II. L’autorité parentale et les obligations alimentaires
A. L’exercice conjoint et la résidence habituelle
Le juge rappelle le principe directeur: « Rappelle que l’autorité parentale sur l’enfant mineure est exercée conjointement par les deux parents ». Il décline ce principe en exigences concrètes d’information réciproque, de respect des liens et de coopération parentale, puis en devoir de communication d’adresse en cas de déménagement, ainsi que le rappelle le jugement: « Rappelle que les parents ont le devoir, en cas de changement de résidence, de se communiquer leur nouvelle adresse selon les dispositions de l’article 373-2 du code civil ; ».
La résidence habituelle de l’enfant est fixée au domicile de la mère, avec un droit de visite et d’hébergement d’« une fin de semaine par mois », étendu à la moitié de toutes les vacances scolaires.
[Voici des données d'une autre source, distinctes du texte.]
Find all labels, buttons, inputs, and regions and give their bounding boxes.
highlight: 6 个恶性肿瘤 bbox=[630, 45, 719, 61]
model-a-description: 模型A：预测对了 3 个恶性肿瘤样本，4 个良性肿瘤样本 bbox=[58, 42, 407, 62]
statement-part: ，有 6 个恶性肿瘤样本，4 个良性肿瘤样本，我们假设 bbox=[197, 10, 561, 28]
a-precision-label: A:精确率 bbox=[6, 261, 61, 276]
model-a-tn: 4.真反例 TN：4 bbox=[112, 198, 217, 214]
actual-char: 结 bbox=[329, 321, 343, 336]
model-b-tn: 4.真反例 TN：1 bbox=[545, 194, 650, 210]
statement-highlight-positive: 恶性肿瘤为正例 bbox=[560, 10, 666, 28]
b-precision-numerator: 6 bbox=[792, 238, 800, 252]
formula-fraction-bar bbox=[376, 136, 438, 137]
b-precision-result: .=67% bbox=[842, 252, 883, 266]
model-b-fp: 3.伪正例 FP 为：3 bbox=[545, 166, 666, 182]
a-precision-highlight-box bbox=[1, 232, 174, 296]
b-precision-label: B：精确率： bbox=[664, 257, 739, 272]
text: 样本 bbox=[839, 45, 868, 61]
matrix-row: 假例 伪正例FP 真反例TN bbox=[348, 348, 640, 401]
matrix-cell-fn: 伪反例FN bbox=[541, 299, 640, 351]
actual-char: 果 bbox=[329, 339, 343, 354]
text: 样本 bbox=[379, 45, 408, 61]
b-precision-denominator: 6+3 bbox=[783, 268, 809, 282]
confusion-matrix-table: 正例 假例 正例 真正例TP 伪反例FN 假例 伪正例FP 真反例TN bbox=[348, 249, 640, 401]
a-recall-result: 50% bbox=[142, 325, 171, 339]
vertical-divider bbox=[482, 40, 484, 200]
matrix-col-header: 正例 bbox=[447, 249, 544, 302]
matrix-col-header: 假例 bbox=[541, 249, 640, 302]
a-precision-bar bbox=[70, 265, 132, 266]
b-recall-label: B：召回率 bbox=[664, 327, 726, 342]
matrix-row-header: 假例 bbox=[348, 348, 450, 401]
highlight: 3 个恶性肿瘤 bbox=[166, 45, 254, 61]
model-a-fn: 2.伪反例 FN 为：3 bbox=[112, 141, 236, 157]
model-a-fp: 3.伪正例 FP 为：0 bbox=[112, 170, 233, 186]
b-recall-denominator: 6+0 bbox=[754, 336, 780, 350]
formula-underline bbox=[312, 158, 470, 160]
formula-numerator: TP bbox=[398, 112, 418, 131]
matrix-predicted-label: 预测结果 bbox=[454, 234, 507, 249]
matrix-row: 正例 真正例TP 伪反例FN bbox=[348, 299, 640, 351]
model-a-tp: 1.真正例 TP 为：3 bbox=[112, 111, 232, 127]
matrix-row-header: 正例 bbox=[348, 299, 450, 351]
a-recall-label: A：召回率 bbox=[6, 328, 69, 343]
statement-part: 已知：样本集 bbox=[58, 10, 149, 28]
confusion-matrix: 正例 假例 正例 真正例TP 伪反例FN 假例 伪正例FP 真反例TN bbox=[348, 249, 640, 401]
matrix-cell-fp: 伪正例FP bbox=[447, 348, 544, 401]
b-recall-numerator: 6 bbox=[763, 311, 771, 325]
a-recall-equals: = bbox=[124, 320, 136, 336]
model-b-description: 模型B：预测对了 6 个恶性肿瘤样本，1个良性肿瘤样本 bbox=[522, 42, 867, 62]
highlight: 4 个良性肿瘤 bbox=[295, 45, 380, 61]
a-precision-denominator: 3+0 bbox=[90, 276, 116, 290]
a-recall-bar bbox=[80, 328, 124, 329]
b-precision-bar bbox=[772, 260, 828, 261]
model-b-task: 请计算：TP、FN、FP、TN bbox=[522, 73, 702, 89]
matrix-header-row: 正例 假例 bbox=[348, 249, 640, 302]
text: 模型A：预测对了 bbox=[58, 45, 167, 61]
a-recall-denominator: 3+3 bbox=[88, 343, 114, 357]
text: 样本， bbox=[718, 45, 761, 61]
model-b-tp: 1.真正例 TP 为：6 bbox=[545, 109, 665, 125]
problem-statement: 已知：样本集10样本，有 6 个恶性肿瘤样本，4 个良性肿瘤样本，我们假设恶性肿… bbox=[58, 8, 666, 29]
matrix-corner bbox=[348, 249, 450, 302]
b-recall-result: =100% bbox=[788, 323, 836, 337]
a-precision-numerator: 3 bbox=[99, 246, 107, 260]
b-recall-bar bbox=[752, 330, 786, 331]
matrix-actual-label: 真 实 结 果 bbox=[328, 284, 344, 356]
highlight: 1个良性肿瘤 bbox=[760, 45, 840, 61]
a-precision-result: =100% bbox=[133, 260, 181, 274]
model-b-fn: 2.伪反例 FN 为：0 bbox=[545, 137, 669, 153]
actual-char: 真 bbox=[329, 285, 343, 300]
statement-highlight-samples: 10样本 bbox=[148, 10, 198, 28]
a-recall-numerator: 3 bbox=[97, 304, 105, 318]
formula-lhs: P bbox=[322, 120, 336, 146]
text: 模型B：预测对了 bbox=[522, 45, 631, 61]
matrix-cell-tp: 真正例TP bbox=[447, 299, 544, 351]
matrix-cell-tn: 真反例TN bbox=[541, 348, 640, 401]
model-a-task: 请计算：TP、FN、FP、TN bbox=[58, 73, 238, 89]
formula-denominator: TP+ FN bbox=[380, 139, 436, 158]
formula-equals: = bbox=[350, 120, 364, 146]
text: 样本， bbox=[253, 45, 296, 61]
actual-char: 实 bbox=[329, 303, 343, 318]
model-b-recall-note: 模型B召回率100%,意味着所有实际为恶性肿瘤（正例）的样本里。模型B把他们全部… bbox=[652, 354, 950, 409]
La décision ajoute une précision utile de calendrier: « Dit que, si un jour férié précède ou suit la période habituelle d’exercice du droit de visite et d’hébergement, il sera inclus dans cette période ; ». Un tel aménagement, plus restreint que l’alternance usuelle, traduit une conciliation pragmatique de l’intérêt de l’enfant, tenant compte des contraintes familiales et scolaires. L’exécution provisoire de droit en matière d’enfants consolide la stabilité du cadre retenu.
B. La contribution, sa revalorisation et son exécution
Le juge précise le régime de paiement de la contribution, avec une formulation complète et opérationnelle: « Dit que la contribution est payable chaque mois avant le 16 du mois et d’avance, ou toute autre date en fonction de celle du versement du salaire du débiteur, au domicile de la mère et sans frais pour celle-ci ; ». Le mécanisme d’indexation est détaillé par référence à l’indice INSEE, selon une clause standardisée qui sécurise l’actualisation: « Dit que cette contribution sera revalorisée, à l’initiative du débiteur, au jour anniveraire de la présente décision, en fonction de la variation subie par l’indice des prix à la consommation des ménages (poste indice ensemble des ménages hors tabacs) publié par l’INSEE (email : http://www.insee.fr ou serveur vocal : 09 72 72 40 00), Dit qu’elle devra être calculée comme suit : montant de la pension x nouvel indice = pension revalorisée Indice de base ». La portée temporelle est également rappelée: « Rappelle que la contribution est due même au-delà de la majorité, tant que l’enfant n’est pas en état de subvenir lui-même à ses besoins et/ ou poursuit des études sérieuses, … ».
S’agissant des charges exceptionnelles et des frais d’études, la décision adopte une clé claire et équilibrée: « Dit que les frais exceptionnels afférents aux enfants (frais médicaux et para-médicaux non remboursés, opticien, orthodontie, voyages scolaires, permis de conduire,….) ainsi que les frais d’étude (inscription et matériel pédagogique nécessaire) seront partagés par moitié sur présentation des justificatifs par le parent qui aura engagé les frais et après concertation préalable pour les dépenses importantes ; … ». Elle retient, de plus, une solution analogue pour les frais des études supérieures, afin de prévenir les difficultés récurrentes de partage. L’intermédiation financière n’est pas mise en place, conformément à l’accord des parents: « Constate l’accord des parents pour ne pas mettre en place l’intermédiation financière des pensions alimentaires ; », tout en prévoyant sa possible réactivation ultérieure. L’effectivité est enfin renforcée par un double levier, civil et pénal, complété par l’exécution provisoire de droit: « Rappelle que la présente décision est, de droit, exécutoire à titre provisoire, en ses dispositions relatives aux enfants ; ». L’ensemble concilie ainsi prévisibilité des flux, mécanismes d’ajustement, et outils de recouvrement gradués au service de l’intérêt de l’enfant.